Lock and Key Social Drinkery located in Downey, in the words of the owner, is designed so you wouldn’t feel like you were in Downey. A restaurant bar, the interior is industrial chic complete with vintage styled Edison light bulbs and an illuminated sign of the gastropub’s initials affixed to the ceiling. The walls are partially covered in wood paneling, and sleek black booths. Socially aware, tall tables set for eight run down the middle to accommodate large parties.
Downey is only 13 miles from Downtown LA, and its residents vary from lower middle class to those living in a mansion maze worth millions. With the increase in twenty-somethings living at home, and relatively affordable housing where young families plant their roots; there exist a demand for great food and atmosphere in Downey. A market, owner Marc Shelton, understands and is tapping into. On a Friday night at 7:00pm the restaurant had open tables, but was far from empty. And by 8:00 there was a line waiting to get inside.
When seated you’re served a tiny glass and chilled water in a large medicinal bottle which you’d imagine would hold pharmacy tonics in the 18oo’s. The menu is creative and reads like a competitive cooking show, while not being off putting to those that might not be foodies. Gourmet classics taken up a notch or wrapped in bacon. A Grilled cheese with fontina cheese and white truffle butter. An appetizer called Amazeballs, that is fried Brussels sprouts, apple smoked bacon, candied walnuts, with an apple gastrique.
Being a Downey native, I had to start the dinner off with a Hot Cheeto pie. A sliced open Hot Cheetos snack bag drenched in jalapeno (nacho) cheese sauce topped with chorizo and scallions. I might have lost you, but understand Hot Cheetos and nacho cheese was a lunchtime staple for Downey kids. I didn’t eat it very often but I understood its delicious allure. It’s hard to get all food writer when talking about a bag of hot Cheetos and nacho cheese,but the warm melted jalapeno cheese compliments the Hot Cheetos seasoning without overpowering it. You still taste the Hot Cheeto flavor and its spicy build, while the creamy cheese coats the Cheetos without making it too soggy. Where it get gourmet is the peppery chorizo, and crisp scallions that add another dimension to this appetizer. I loved the Hot Cheeto pie, but I did regret starting off with it as it had scorched my palate a bit.

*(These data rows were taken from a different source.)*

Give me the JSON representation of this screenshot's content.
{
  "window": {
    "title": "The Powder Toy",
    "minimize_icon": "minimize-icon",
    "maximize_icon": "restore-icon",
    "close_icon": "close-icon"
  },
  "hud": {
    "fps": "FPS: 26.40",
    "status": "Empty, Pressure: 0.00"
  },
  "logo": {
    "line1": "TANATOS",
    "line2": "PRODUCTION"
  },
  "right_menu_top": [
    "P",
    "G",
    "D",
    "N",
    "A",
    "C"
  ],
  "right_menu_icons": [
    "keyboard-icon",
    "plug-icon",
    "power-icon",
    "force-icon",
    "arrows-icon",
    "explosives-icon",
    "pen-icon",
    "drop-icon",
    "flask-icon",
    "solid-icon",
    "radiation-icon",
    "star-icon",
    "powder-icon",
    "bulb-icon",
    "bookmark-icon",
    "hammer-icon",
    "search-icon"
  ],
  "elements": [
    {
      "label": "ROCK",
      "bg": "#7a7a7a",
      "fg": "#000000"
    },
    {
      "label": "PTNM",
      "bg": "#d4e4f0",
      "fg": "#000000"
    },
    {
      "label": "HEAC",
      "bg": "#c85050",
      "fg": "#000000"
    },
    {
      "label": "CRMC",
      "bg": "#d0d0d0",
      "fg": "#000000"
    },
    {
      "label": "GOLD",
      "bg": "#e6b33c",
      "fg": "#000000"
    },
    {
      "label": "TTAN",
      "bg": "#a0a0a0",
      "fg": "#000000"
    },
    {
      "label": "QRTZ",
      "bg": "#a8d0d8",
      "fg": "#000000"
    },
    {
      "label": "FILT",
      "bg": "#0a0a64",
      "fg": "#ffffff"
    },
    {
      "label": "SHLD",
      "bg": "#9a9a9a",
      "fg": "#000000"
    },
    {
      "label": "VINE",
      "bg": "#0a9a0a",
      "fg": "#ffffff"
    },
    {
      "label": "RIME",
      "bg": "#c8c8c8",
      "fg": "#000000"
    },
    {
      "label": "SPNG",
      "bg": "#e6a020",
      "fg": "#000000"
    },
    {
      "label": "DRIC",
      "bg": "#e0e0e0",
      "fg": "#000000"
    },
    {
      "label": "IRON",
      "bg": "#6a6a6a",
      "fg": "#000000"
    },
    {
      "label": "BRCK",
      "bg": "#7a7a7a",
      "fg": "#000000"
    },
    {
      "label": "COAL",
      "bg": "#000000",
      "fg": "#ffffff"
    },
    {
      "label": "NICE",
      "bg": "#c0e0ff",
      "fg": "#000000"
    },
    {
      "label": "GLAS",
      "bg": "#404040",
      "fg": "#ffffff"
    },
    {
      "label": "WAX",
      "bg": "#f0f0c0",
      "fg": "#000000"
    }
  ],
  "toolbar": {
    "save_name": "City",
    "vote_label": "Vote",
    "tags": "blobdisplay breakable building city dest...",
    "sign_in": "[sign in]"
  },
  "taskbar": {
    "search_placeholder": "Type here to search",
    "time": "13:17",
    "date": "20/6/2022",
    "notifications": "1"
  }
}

Yet by the third bite of my dinner sandwich, I felt my taste buds could fairly assess the flavors. I ordered the Sweet Thang Chicken Sandwich, a panko crusted chicken breast, apple wood bacon, sunny side egg, prairie cheddar, raspberry chipotle compote, on a pretzel bun. Its presentation was on point, and technical execution excellent. The sunny side egg’s yolk was thick and creamy. The panko crust crispy and light, chicken itself tender and moist. But lacked its own unique seasoning aside from “tempura” flavor. So the apple smoked bacon is what brought in an element of salt, and the prairie cheese forgettable unless the raspberry chipotle compote was in the bite. And that is where all the flavors came together and the sandwich made an impression. I picked at the top portion of the bun with drizzles of compote to eat with a bite of the other ingredients. Because without the compote, it was just an ok sandwich, but with the compote it hit all the flavor notes of sweet, salty, and tangy.